Braskem bonds are the worst performers among Latin America corporate debt over the past week, extending losses Wednesday, according to a Bloomberg index.
“We can’t see investors wanting to come in and buy bonds before the dust settles,” said Botelho, who cut his recommendation on the bonds to hold from buy on Friday. “A lot of people are spooked, so there should be pressure to sell until the situation improves.”
Preferred shares fell 12% last week, their biggest such drop since June 2022, and have continued to slide. Brazil’s sole stock operator B3 on Tuesday excluded the shares from its Corporate Sustainability Index, effective Dec. 8.
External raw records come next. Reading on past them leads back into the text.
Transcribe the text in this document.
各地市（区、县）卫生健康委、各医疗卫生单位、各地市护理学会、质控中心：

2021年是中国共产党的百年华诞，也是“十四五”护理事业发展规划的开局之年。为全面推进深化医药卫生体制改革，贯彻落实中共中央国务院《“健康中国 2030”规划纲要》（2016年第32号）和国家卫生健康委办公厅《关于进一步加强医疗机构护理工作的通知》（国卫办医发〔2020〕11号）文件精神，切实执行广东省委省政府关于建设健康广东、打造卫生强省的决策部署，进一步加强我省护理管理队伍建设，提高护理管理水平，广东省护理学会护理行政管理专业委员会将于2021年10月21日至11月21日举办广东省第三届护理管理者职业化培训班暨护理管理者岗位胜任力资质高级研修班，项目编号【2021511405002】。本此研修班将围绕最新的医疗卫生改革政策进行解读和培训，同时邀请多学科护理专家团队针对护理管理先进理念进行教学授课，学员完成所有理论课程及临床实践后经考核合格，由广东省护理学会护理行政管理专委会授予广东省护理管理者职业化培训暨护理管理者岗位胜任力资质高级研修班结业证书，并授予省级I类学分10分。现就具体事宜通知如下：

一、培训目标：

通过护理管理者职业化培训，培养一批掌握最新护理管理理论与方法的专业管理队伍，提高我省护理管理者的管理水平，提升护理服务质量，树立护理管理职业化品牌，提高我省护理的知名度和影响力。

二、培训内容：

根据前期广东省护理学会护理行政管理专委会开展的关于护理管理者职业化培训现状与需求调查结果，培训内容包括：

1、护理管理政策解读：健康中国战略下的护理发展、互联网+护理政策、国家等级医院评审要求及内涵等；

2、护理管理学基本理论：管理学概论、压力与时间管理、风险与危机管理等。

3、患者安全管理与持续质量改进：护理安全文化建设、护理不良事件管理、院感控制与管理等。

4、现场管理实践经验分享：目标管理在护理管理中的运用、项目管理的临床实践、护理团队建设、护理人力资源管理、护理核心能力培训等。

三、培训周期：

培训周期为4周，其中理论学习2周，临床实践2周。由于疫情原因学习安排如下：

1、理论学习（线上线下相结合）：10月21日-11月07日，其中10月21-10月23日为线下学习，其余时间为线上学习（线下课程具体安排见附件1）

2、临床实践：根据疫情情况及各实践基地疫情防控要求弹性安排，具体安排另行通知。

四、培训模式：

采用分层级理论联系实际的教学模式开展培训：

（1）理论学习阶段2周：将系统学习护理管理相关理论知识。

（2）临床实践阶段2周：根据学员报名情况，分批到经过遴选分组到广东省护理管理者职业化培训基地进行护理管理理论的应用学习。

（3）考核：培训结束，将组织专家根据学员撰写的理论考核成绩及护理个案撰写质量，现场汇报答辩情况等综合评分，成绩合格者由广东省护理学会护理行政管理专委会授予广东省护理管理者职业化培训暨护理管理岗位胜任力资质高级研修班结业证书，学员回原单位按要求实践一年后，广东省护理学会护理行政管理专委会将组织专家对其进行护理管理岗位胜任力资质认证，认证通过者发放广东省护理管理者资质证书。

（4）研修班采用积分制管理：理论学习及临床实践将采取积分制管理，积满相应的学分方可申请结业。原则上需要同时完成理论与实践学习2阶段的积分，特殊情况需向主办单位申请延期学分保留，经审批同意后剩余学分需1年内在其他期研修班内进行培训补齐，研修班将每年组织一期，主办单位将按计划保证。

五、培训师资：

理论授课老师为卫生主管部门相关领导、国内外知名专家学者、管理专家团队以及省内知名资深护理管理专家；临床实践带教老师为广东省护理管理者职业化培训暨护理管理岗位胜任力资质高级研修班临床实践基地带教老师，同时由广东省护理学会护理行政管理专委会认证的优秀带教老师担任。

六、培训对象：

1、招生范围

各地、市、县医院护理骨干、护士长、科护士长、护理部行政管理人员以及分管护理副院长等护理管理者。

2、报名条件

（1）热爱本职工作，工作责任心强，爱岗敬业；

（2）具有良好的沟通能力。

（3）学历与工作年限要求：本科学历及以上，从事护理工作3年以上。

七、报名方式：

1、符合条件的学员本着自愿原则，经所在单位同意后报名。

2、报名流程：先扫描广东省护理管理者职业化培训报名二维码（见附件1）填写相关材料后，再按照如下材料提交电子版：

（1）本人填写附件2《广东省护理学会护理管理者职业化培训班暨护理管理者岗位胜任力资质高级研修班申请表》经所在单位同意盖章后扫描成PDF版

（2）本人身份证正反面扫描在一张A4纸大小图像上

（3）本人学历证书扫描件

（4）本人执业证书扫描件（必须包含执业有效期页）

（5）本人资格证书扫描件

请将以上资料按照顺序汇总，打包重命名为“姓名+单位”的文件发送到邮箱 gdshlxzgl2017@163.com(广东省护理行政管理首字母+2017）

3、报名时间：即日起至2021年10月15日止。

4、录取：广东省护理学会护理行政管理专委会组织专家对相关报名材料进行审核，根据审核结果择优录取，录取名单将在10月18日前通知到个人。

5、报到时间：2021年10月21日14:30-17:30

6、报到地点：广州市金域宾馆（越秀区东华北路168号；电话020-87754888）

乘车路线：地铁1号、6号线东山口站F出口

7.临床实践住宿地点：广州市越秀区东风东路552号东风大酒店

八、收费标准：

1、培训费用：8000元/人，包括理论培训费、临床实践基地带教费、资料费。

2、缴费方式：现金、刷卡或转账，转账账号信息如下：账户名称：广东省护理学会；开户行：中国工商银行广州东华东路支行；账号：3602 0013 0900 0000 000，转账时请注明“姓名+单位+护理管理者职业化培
Last week’s lawsuit not only threatens Braskem’s balance sheet but could also derail plans by troubled industrial conglomerate Novonor SA to sell its 38.3% stake in the petrochemicals producer to Abu Dhabi National Oil Co., known as Adnoc.
Adnoc is offering $2.1 billion, or 37.29 reais a share, to buy most of the stake held by Novonor, according to a statement in early November. The stock leaped as much as 23% on the announcement, but has since given up most of those gains.
Read more: Adnoc’s $2.1 Billion Braskem Offer Highlights Chemicals Push
Novonor and some of its bank creditors are not satisfied with Adnoc’s new proposal and are trying to encourage bids from companies such as Unipar Carbocloro SA and J&F Investimentos SA, which had made offers earlier this year, people familiar with the matter said, asking not to be identified because the discussions are private. Novonor declined to comment.
The disaster in Maceio will only make it harder to get a better price, a disappointment to investors who were hoping the sale would be a catalyst for stocks and bonds.
The rock salt mine now at risk of collapsing has been inactive since 2019, when Braskem shut 35 of its shafts.
The company had been mining in Maceio for five decades and the first cracks appeared in 2018. Since then, the petrochemical company has committed to paying 14 billion reais in compensation and relocation costs.
Last week’s civil action prompted Fitch Ratings to issue a statement saying the potential mine collapse could materially impact Braskem’s cash flows and pressure its rating. The company is one of only five Brazilian firms to be rated investment grade, according to data compiled by Bloomberg.
“The company doesn’t have any cushion to deal with new claims,” Fitch analyst Marcelo Pappiani said in an interview.
His forecast considers a total payment of approximately 7.5 billion reais in disbursements related to the Alagoas crisis until 2025. Fitch’s base case doesn’t account for any additional payments over this amount.
“Having to pay any more claims than they had accounted for would turn cash flows negative for 2024, and that level wouldn’t be in line with investment grade,” Pappiani said.
It all comes on top of a difficult year for the cyclical and volatile global petrochemical industry, which is facing a prolonged downturn after producers expanded capacity.
Moody’s, the only ratings firm that does not rate Braskem investment grade, said the risks associated with the Alagoas crisis and a worsening cash burn could be triggers for a downgrade.
On Tuesday, Braskem announced it was canceling its corporate credit rating issued by Moody’s, citing cost-cutting measures. In a statement to Bloomberg News, Moody’s said it will continue to cover the credit through an “unsolicited” rating.
Moody’s had projected that Braskem will burn cash in 2023 and break even in 2024, said senior analyst Carolina Chimenti, without providing any additional details.
“While 1 billion reais on a standalone basis might not seem material when you look at Braskem’s cash position, if you put this in the context of cash burn, it is,” said Chimenti.
--With assistance from Cristiane Lucchesi and Ezra Fieser.